The three-act structure and emotional arc follow the usual formula, but sheer whimsy carries this inventive Disney-Pixar 3-D animated feature high above the crowd. Old man Carl (Ed Asner) fulfills his late wife's long-held fantasy of visiting the magical Paradise Falls in Venezuela by tying helium-filled balloons to his house. Off he floats with Russell, the eager boy scout who happened to be standing on his doorstep, as an unwitting stowaway. Landing in the jungle, they discover an exotic bird stalked by talking dogs and the long-lost explorer who was Carl's childhood idol. The effects are visually impressive but parents beware: The dogs prove vicious, the explorer murderous and, in the long Disney tradition, the scary bits are gruesomely animated. PG (May 29) K.T.

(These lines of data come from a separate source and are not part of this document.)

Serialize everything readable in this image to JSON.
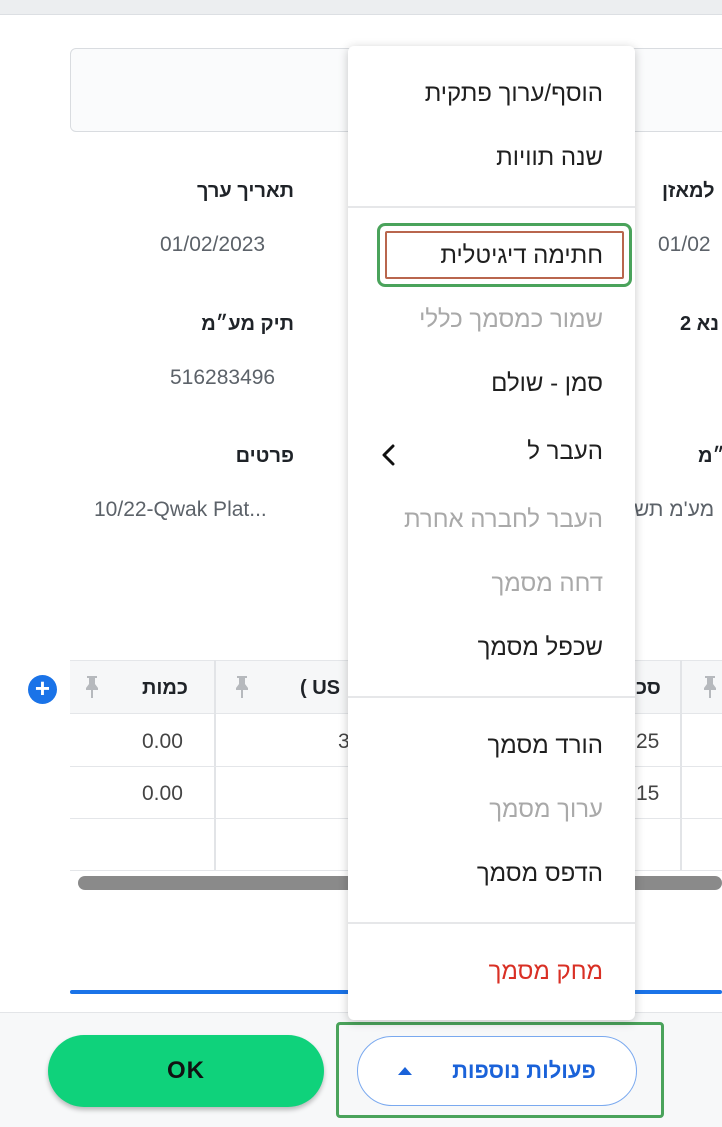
{
  "fields": {
    "due_date_label": "תאריך ערך",
    "due_date_value": "01/02/2023",
    "balance_label_partial": "למאזן",
    "balance_value_partial": "01/02",
    "vat_file_label": "תיק מע״מ",
    "vat_file_value": "516283496",
    "field2_label_partial": "נא 2",
    "details_label": "פרטים",
    "details_value": "10/22-Qwak Plat...",
    "vat_label_partial": "״מ",
    "vat_value_partial": "מע'מ תש"
  },
  "table": {
    "headers": {
      "quantity": "כמות",
      "usd_partial": "( US",
      "sum_partial": "סכ"
    },
    "rows": [
      {
        "quantity": "0.00",
        "usd_partial": "3",
        "sum_partial": "25"
      },
      {
        "quantity": "0.00",
        "usd_partial": "",
        "sum_partial": "15"
      },
      {
        "quantity": "",
        "usd_partial": "",
        "sum_partial": ""
      }
    ]
  },
  "context_menu": {
    "items": [
      {
        "label": "הוסף/ערוך פתקית",
        "disabled": false
      },
      {
        "label": "שנה תוויות",
        "disabled": false
      },
      {
        "label": "חתימה דיגיטלית",
        "disabled": false,
        "highlighted": true
      },
      {
        "label": "שמור כמסמך כללי",
        "disabled": true
      },
      {
        "label": "סמן - שולם",
        "disabled": false
      },
      {
        "label": "העבר ל",
        "disabled": false,
        "submenu": true
      },
      {
        "label": "העבר לחברה אחרת",
        "disabled": true
      },
      {
        "label": "דחה מסמך",
        "disabled": true
      },
      {
        "label": "שכפל מסמך",
        "disabled": false
      },
      {
        "label": "הורד מסמך",
        "disabled": false
      },
      {
        "label": "ערוך מסמך",
        "disabled": true
      },
      {
        "label": "הדפס מסמך",
        "disabled": false
      },
      {
        "label": "מחק מסמך",
        "disabled": false,
        "danger": true
      }
    ]
  },
  "footer": {
    "ok_label": "OK",
    "more_actions_label": "פעולות נוספות"
  },
  "colors": {
    "accent_blue": "#1a73e8",
    "ok_green": "#0fd27b",
    "highlight_green": "#4aa35b",
    "danger_red": "#d93025",
    "disabled_gray": "#a9a9a9"
  }
}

Valentino: The Last Emperor

**

Vanity Fair correspondent Matt Tyrnauer created this dishy, backstage look at the world of Italian fashion designer Valentino Garavani, his opulent lifestyle, his friend and manager for 50 years, Giancarlo Giammetti, and the blow-out Roman retrospective he held in 2007. Amidst the melt-downs and crisis preparing for various shows, there's some poignancy here as well, as Valentino faces the end of an era for the old European fashion houses. PG (July 10) L.L.